Rasmus Hojlund non sarà presente nemmeno nella trasferta di Eindhoven: nessuna assunzione di rischi, l’affaticamento muscolare che ha condotto alla sua esclusione dalla partita contro il Torino sabato merita un approccio prudente, considerando la lunga lista d’ impegni che continuerà sabato con il match importante contro l’Inter al Maradona e i rischi associati. Perciò domani sarà ancora Lorenzo Lucca a prendere il ruolo dell’attaccante centrale contro il Psv. Terza fase del campionato di Champions e soprattutto il primo dei due test cruciali e altrettanto delicati in termini di obiettivi e risposte. Il percorso, però, è ancora pieno di ostacoli: e così, dopo Lobotka e Rrahmani, anche Napoli dovrà fare a meno di Hoj. Il punto di riferimento dell’attacco, autore dell’ottima inizio stagione con 8 gol in 10 partite, quindi costretto a fermarsi proprio nel momento migliore: il fastidio accusato sabato non può sparire in due giorni, troppo poco il tempo e troppo alti i rischi, cosi Lucca avrà immediatamente un’opportunità per dimenticare la brutta serata di Torino.
Lucca, il precedente che dà speranza
La prestazione di Lorenzo – come quella di alcuni dei suoi compagni squadra – non era all’altezza della situazione, ma è proprio in questo momento in cui deve dimostrare il suo spirito combattivo e la ferocia che possiede. Attitudini dimostrate numerose volte con l’Udinese e apprezzate anche contro il Pisa, durante la notte del suo unico gol in azzurro: ora serve la prima vittoria in Europa. Napoli ha bisogno di Lucca e Lucca ha bisogno di liberarsi delle pressioni inevitabili legate all’investimento estivo per averlo (35 milioni), con le aspettative e con il passaggio a una dimensione decisamente più esigente e ambiziosa. La prima da titolare in Champions al posto di Hojlund, dopo l’esordio assoluto nella competizione contro lo Sporting, è sicuramente un’occasione d’oro ma anche una responsabilità, e probabilmente giocare in Olanda può essere un vantaggio ambientale.
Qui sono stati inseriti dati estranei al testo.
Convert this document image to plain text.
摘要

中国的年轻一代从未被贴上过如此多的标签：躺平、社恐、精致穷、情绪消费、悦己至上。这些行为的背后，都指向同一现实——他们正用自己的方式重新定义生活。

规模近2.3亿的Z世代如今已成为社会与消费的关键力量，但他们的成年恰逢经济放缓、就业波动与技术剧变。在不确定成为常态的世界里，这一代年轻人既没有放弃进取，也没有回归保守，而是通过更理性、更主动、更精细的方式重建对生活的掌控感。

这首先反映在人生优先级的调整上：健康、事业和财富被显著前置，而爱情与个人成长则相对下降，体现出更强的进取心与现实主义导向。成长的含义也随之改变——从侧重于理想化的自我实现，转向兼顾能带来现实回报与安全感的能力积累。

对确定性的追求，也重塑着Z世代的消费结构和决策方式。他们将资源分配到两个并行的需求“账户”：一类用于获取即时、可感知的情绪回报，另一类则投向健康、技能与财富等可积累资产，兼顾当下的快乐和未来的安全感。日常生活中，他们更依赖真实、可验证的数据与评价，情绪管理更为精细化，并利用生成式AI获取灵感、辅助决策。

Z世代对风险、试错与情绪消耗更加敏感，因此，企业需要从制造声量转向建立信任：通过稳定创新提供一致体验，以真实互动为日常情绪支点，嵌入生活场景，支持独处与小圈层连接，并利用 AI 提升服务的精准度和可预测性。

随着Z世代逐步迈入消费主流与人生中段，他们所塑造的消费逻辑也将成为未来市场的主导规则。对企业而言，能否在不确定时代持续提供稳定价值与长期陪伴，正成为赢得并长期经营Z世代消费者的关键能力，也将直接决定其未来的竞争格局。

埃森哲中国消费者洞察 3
Lui, tra l’altro, da quelle parti è di casa: ha giocato nell’Ajax, ha vissuto ad Amsterdam e contro il Psv ha segnato uno dei due gol realizzati in Eredivisie nella stagione 2022-2023. Per essere precisi, il suo primo gol assoluto con l’ArenA di Johan Cruijff: era il 6 novembre 2022, Lucca entrò all’81’ e segnò all’83’ l’1-2. Nonostante la sconfitta, ha iniziato un percorso. Contro il Psv, a dire il vero, ha sempre perso: a Eindhoven, al ritorno, e ai rigori in finale di KNVB Beker (la Coppa dei Paesi Bassi). Con l’Ajax U21 ha anche segnato al Psv: tutto ciò darà e darà morale.
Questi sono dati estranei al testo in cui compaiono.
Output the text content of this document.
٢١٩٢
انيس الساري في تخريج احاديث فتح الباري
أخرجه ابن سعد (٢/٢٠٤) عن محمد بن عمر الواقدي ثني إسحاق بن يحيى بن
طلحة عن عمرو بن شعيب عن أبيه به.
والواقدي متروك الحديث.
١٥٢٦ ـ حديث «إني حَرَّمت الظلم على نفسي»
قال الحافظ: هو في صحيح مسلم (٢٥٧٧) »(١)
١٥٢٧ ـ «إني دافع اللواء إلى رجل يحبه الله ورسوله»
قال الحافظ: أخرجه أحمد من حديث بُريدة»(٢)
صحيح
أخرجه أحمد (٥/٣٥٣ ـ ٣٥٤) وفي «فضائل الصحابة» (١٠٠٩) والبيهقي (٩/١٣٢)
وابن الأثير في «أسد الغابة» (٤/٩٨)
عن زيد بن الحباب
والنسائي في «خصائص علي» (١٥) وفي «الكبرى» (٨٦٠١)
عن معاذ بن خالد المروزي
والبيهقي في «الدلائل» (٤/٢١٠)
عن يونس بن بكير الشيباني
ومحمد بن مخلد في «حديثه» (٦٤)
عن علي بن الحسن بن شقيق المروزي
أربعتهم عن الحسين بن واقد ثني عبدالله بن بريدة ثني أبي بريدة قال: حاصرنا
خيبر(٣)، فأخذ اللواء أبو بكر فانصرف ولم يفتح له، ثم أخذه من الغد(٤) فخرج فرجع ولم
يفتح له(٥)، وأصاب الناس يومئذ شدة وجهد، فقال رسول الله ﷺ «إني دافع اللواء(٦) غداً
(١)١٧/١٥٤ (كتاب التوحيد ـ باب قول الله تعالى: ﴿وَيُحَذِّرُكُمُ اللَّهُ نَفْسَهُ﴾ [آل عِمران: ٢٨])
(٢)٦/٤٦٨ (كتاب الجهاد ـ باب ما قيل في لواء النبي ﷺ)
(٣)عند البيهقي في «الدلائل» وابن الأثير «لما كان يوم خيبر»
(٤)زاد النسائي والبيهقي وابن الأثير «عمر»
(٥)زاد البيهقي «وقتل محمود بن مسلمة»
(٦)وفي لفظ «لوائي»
Napoli, Conte vuole delle risposte dalla squadra
Non è solo Lucca che cerca risposte e che deve dare risposte: Conte e tutta la squadra, come abbiamo detto, hanno l’urgenza e la necessità di reagire e rispondere alla sconfitta con il Toro, la terza consecutiva fuori casa, cosa che non accadeva dal periodo tra novembre 2023 e gennaio 2024 (quando erano quattro), e la seconda in campionato (quante nelle precedenti 31 giornate). Una partita che, citando testualmente le parole del tecnico, è stata inizialmente affrontata «con le scarpe da ballerina e danzando sulle punte». In sintesi: senza la necessaria ferocia. Approccio simile a quello contro il Genoa, ma rispetto alla partita precedente la reazione del secondo tempo non ha prodotto gol: l’efficacia è un altro problema. «Siamo quarti per realizzazione, non si può tenere palla settanta minuti e non fare un gol». Napoli non perde senza segnare dal 8 dicembre 2024 con la Lazio. Si richiedono correzioni, si richiedono gol: e domani, il ruolo dell’attaccante centrale sarà fondamentale.